The Soviets had an interest in rockets and were doing much research into them until the second world war put an end to that. When the war was over they scrambled as did the United States to get as many German scientists back to the Soviet Union, because they seemed to have had some very advanced knowledge into rockets as proved by the development of the German advanced weapons which included the V-2 rocket. The first ICBM was a modified German V-2 rocket.

In 1971, after we had landed men on the moon, the Soviets were still in the race and trying to get more firsts but they didn’t compete with the U.S. moon landing program. They did however get another first and it was the launching of the first space station, Salyut 1, in 1971. This worried the United States since the idea of Soviet space stations looking down over our country was just too much for the United States to bear without doing something ourselves. The Soviets kept launching space stations and we got more Salyut space stations and then Almaz space stations. Then in 1986 they started to build the most famous Soviet space station, the Mir which lasted over 14 years.

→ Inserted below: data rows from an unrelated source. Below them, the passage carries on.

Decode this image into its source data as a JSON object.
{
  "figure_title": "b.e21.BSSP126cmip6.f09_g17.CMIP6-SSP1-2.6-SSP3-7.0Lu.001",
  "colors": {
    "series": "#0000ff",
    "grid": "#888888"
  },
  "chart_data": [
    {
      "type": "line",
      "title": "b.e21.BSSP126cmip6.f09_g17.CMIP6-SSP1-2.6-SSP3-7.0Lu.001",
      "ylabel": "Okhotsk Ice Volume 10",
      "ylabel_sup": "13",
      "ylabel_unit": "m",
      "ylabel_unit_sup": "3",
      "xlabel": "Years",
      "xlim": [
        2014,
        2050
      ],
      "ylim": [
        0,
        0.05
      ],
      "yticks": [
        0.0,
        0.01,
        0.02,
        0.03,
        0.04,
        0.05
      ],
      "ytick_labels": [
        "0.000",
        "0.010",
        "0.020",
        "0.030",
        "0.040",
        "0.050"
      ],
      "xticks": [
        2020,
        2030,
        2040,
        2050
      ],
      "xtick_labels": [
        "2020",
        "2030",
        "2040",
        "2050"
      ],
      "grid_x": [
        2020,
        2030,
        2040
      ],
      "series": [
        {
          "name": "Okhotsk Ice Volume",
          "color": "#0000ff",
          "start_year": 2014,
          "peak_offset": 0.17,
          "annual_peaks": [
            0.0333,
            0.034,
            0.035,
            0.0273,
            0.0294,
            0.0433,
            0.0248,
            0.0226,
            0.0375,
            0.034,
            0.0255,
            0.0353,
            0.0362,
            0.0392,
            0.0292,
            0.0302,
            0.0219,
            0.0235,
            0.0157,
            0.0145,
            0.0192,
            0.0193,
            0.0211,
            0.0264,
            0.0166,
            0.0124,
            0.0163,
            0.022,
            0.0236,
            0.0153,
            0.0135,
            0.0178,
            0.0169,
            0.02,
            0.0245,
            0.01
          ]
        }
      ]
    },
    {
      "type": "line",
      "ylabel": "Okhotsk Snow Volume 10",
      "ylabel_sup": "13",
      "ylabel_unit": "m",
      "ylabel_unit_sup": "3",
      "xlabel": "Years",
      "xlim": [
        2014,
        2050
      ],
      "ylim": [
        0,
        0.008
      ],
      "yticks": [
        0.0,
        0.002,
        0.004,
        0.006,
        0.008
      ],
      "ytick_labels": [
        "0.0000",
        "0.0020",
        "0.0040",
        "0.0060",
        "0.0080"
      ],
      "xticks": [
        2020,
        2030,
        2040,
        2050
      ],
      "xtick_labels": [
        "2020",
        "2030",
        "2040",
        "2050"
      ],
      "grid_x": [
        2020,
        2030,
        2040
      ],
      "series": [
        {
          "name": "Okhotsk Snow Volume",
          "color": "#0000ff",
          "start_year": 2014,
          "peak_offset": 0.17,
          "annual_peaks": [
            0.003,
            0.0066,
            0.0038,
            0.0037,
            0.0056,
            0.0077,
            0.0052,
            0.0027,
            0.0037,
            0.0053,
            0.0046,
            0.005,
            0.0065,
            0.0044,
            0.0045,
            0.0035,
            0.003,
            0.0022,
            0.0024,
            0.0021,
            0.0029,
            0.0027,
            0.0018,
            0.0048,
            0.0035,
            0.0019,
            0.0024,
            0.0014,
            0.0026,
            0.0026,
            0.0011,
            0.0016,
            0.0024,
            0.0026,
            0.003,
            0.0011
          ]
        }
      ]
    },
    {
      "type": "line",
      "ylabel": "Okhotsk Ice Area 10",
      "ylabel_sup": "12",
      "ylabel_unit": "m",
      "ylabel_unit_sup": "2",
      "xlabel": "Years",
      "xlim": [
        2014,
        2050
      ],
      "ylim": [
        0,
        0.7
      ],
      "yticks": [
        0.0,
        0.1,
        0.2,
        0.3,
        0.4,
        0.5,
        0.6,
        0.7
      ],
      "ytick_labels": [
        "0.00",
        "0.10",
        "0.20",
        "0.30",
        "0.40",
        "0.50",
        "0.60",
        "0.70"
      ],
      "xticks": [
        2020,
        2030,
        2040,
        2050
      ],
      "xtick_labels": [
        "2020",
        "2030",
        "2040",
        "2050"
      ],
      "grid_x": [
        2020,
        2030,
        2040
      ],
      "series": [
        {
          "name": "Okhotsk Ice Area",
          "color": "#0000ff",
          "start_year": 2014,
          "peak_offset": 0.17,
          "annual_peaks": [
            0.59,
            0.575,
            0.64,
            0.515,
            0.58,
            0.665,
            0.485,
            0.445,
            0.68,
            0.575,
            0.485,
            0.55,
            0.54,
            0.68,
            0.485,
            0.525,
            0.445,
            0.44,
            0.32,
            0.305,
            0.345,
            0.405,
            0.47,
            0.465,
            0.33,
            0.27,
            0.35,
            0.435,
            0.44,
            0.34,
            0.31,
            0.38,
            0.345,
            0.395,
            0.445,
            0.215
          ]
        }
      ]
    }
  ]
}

The United States had been looking into the idea of building a space station since the early 1950s and maybe earlier. It was just a dream at the time and seemed to be modeled after the German idea of a round wheel type. As time went by, we had other ideas including inflatable ones and even built a few  prototypes. We started getting serious about space stations and decided to built the Manned Orbiting Laboratory an Air Force project, but then in 1969 it was scrapped. We finally launched a space station using the Saturn rocket. It was named Skylab and went into orbit in 1973. We had a second one on the drawing board named Freedom, but that was cancelled. Today we have the International Space Station shared by many nations and the Chinese have 2 space stations in use, Tiangong 1 and Tiangong 2.

The Soviet Union fell on 25 December 1991. This hurt Soviet space science among other things, but Russia, which replaced the Soviet Union is trying to make a comeback. Unfortunately, it seems to me much of the advancements have been in weapons development and not so much in space technology. There is no doubt the invasion of the Ukraine has slowed down their interest in space, but it is still there as evidenced by the recent launch of a new moon rover. As of the writing of this article the rover is on the way to the moon and is sending back data as the spacecraft is flying. I believe it just became too much for the Russians to sit back any longer and be satisfied with missions to the space station while watching other nations gain in technology and take on new missions in space and that was the true reason for the rover launch. This is the first time in almost 50 years since the Russians sent a rover to the moon. The Lunokhod program ended in 1977. It would have been more impressive if they would have sent it to Mars. The Russians are far behind the Americans and Europeans in the space race, but I wouldn’t count them out. Since I wrote this article, the Russian rover has crashed.